Derek setzte sich an ein Terminal und gab Sammys Startnummer und ein Passwort ein. Sogleich erschien eine Karte der Rennstrecke mit seinem Standort und seiner durchschnittlichen Geschwindigkeit – 6 , 23 Kilometer pro Stunde – sowie Uhrzeit und Minutenzahl seiner Stopps an jedem Kontrollpunkt. Ein Pop-up-Fenster zeigte die meteorologischen Daten seines augenblicklichen Standortes.

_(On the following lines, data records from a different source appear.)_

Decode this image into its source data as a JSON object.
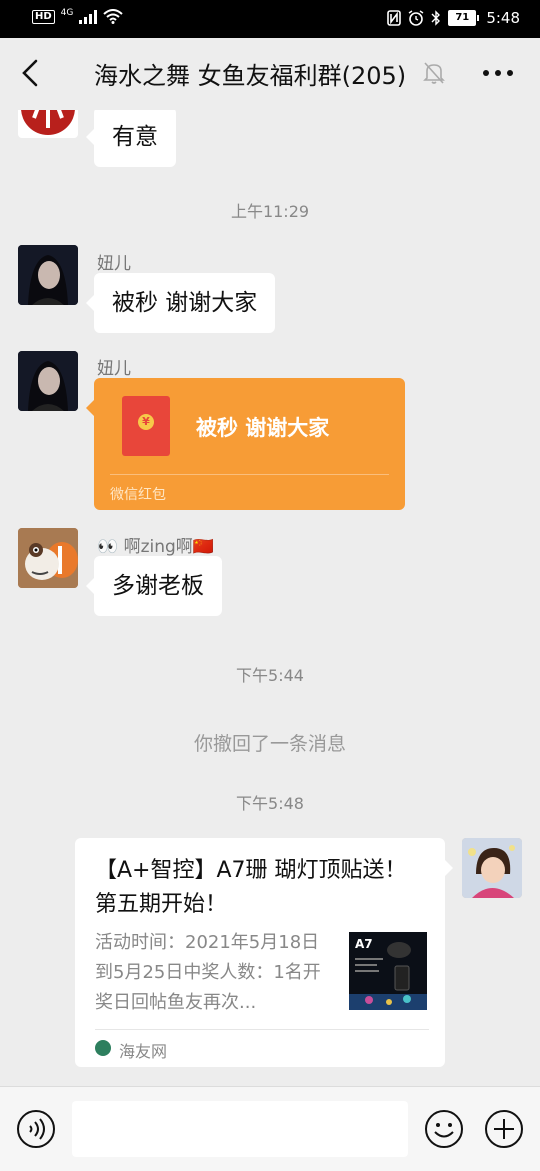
{
  "status_bar": {
    "hd": "HD",
    "network": "4G",
    "battery": "71",
    "time": "5:48"
  },
  "header": {
    "title": "海水之舞 女鱼友福利群(205)",
    "icons": [
      "back-arrow-icon",
      "mute-bell-icon",
      "more-dots-icon"
    ]
  },
  "messages": [
    {
      "type": "text",
      "text": "有意",
      "avatar": "red-logo-avatar"
    },
    {
      "type": "time",
      "text": "上午11:29"
    },
    {
      "type": "text",
      "sender": "妞儿",
      "text": "被秒 谢谢大家",
      "avatar": "woman-avatar"
    },
    {
      "type": "red_packet",
      "sender": "妞儿",
      "text": "被秒 谢谢大家",
      "label": "微信红包",
      "avatar": "woman-avatar"
    },
    {
      "type": "text",
      "sender": "👀 啊zing啊🇨🇳",
      "text": "多谢老板",
      "avatar": "cartoon-fish-avatar"
    },
    {
      "type": "time",
      "text": "下午5:44"
    },
    {
      "type": "system",
      "text": "你撤回了一条消息"
    },
    {
      "type": "time",
      "text": "下午5:48"
    },
    {
      "type": "link_card",
      "title": "【A+智控】A7珊 瑚灯顶贴送！第五期开始！",
      "desc": "活动时间：2021年5月18日到5月25日中奖人数：1名开奖日回帖鱼友再次...",
      "source": "海友网",
      "thumb_label": "A7",
      "avatar": "girl-avatar"
    }
  ],
  "input_bar": {
    "placeholder": "",
    "icons": [
      "voice-icon",
      "emoji-icon",
      "plus-icon"
    ]
  },
  "colors": {
    "background": "#ededed",
    "red_packet": "#f79c36",
    "bubble": "#ffffff"
  }
}
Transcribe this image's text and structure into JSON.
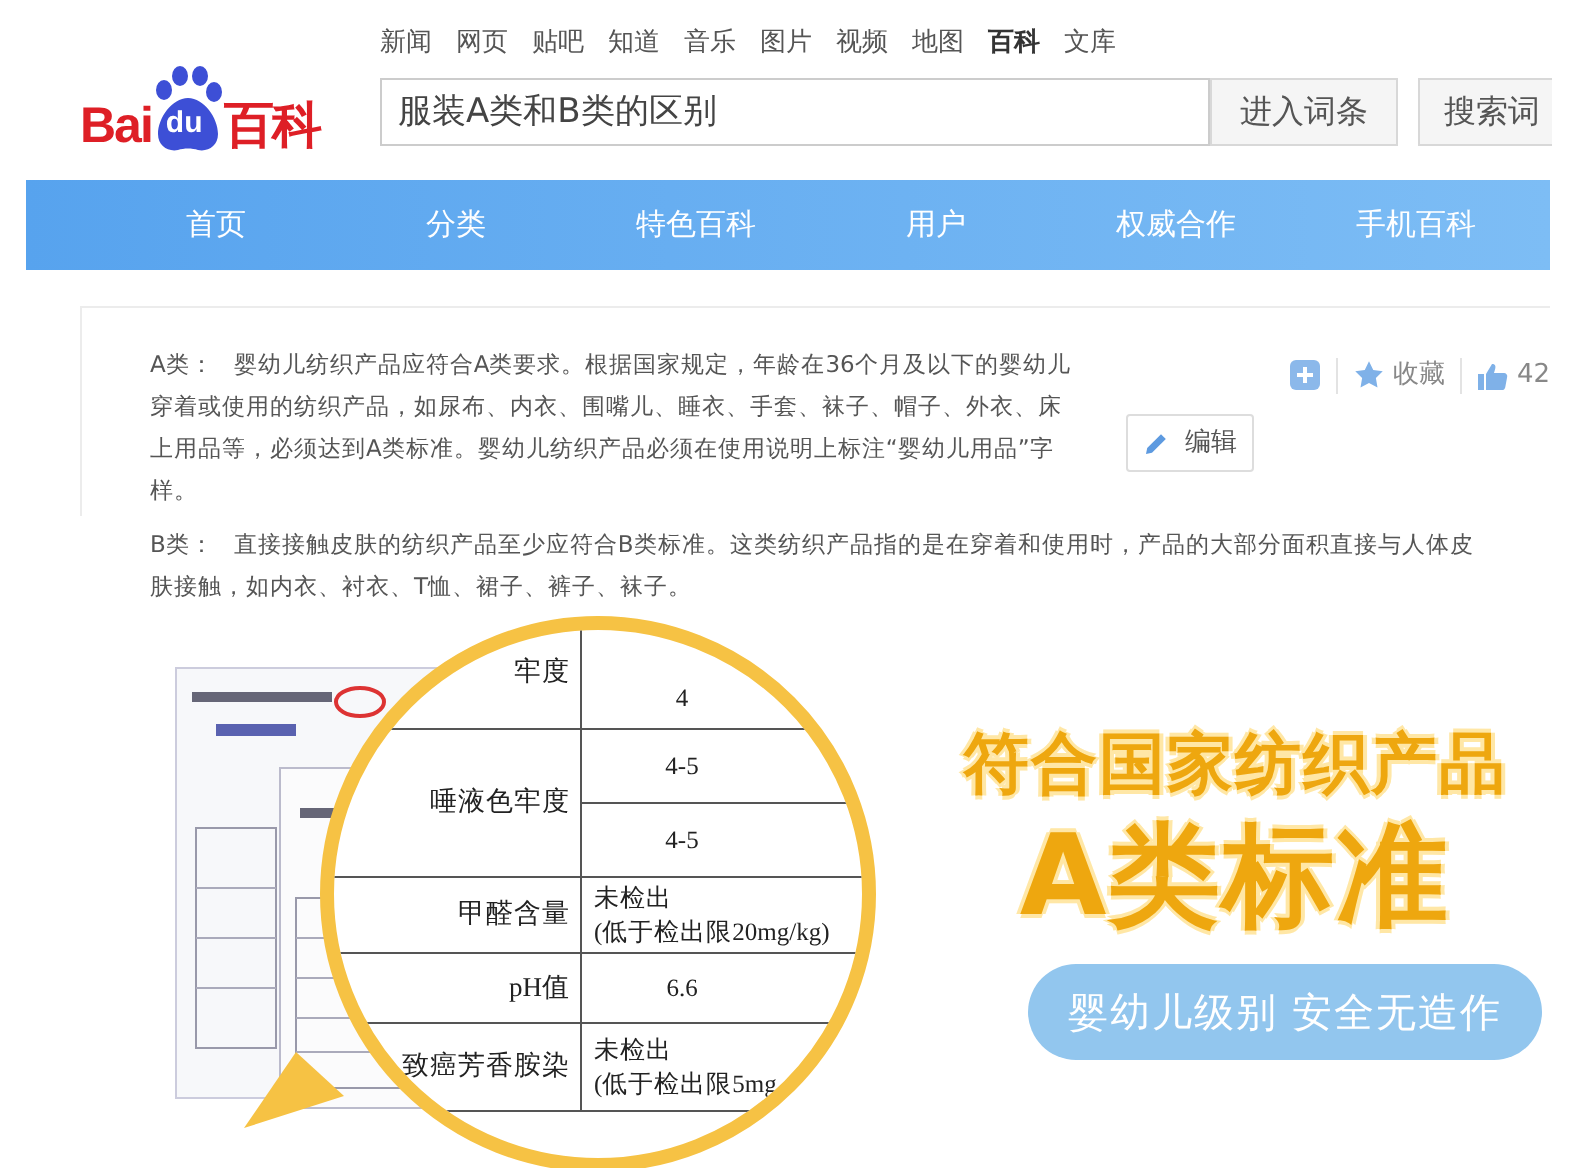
{
  "header": {
    "logo": {
      "left": "Bai",
      "paw": "du",
      "right": "百科"
    },
    "top_links": [
      {
        "label": "新闻",
        "selected": false
      },
      {
        "label": "网页",
        "selected": false
      },
      {
        "label": "贴吧",
        "selected": false
      },
      {
        "label": "知道",
        "selected": false
      },
      {
        "label": "音乐",
        "selected": false
      },
      {
        "label": "图片",
        "selected": false
      },
      {
        "label": "视频",
        "selected": false
      },
      {
        "label": "地图",
        "selected": false
      },
      {
        "label": "百科",
        "selected": true
      },
      {
        "label": "文库",
        "selected": false
      }
    ],
    "search": {
      "value": "服装A类和B类的区别"
    },
    "buttons": [
      "进入词条",
      "搜索词"
    ]
  },
  "nav": {
    "items": [
      "首页",
      "分类",
      "特色百科",
      "用户",
      "权威合作",
      "手机百科"
    ]
  },
  "entry": {
    "paragraphs": [
      {
        "label": "A类：",
        "text": "婴幼儿纺织产品应符合A类要求。根据国家规定，年龄在36个月及以下的婴幼儿穿着或使用的纺织产品，如尿布、内衣、围嘴儿、睡衣、手套、袜子、帽子、外衣、床上用品等，必须达到A类标准。婴幼儿纺织产品必须在使用说明上标注“婴幼儿用品”字样。"
      },
      {
        "label": "B类：",
        "text": "直接接触皮肤的纺织产品至少应符合B类标准。这类纺织产品指的是在穿着和使用时，产品的大部分面积直接与人体皮肤接触，如内衣、衬衣、T恤、裙子、裤子、袜子。"
      }
    ],
    "collect": "收藏",
    "likes": "42",
    "edit": "编辑"
  },
  "promo": {
    "report_rows": [
      {
        "item": "牢度",
        "values": [
          "4"
        ]
      },
      {
        "item": "唾液色牢度",
        "values": [
          "4-5",
          "4-5"
        ]
      },
      {
        "item": "甲醛含量",
        "values": [
          "未检出\n(低于检出限20mg/kg)"
        ]
      },
      {
        "item": "pH值",
        "values": [
          "6.6"
        ]
      },
      {
        "item": "致癌芳香胺染",
        "values": [
          "未检出\n(低于检出限5mg"
        ]
      }
    ],
    "headline": "符合国家纺织产品",
    "subheadline": "A类标准",
    "pill": "婴幼儿级别 安全无造作"
  }
}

Derek schloss das Fenster. So nützlich die Statistiken an und für sich auch sein mochten, sie sagten nichts darüber aus, wie es wirklich war, an dem Rennen teilzunehmen. Derek fragte sich, ob Sammys Erleben durch das Wissen, dass seine Spur auf Schritt und Tritt verfolgt wurde, irgendwie geschmälert wurde. Bei ihm selbst wäre es so, dachte Derek. Zu den Freuden der Frühjahrspatrouillen, die zu seinen Pflichten als Polizeisergeant und oberster Naturschutzbeauftragter der Insel Ellesmere gehörten, zählte das befreiende Gefühl, tagelang ohne jeden Kontakt zu irgendjemandem zu sein. Wenn ihn die zumeist geringfügigen Anforderungen der Kleinstadt-Polizeiarbeit plagten, konnte er sich in die Tage und Nächte zurückversetzen, die er in den entferntesten Winkeln seines Einsatzgebietes verbracht hatte, und die intensive Wirkung des Alleinseins in der Natur noch einmal erleben.
Er stand auf und ging zur Kaffeemaschine. Aileen Logan, die Rennleiterin, trat blinzelnd neben ihn. Er nahm den Becher von der Maschine und reichte ihn ihr. «Ich nehme an, Sie brauchen ihn im Moment dringender als ich.»
Lächelnd nahm sie den Becher entgegen. «Ach, es ist zum Verrücktwerden. Wir haben ein japanisches Filmteam hier, dessen Dolmetscher krank geworden ist.» Sie trank einen Schluck Kaffee und wirkte einen Moment beschwichtigt, dann fragte sie trübsinnig: «Ich nehme nicht an, dass Sie hier in der Nähe jemanden kennen, der einigermaßen Japanisch spricht?»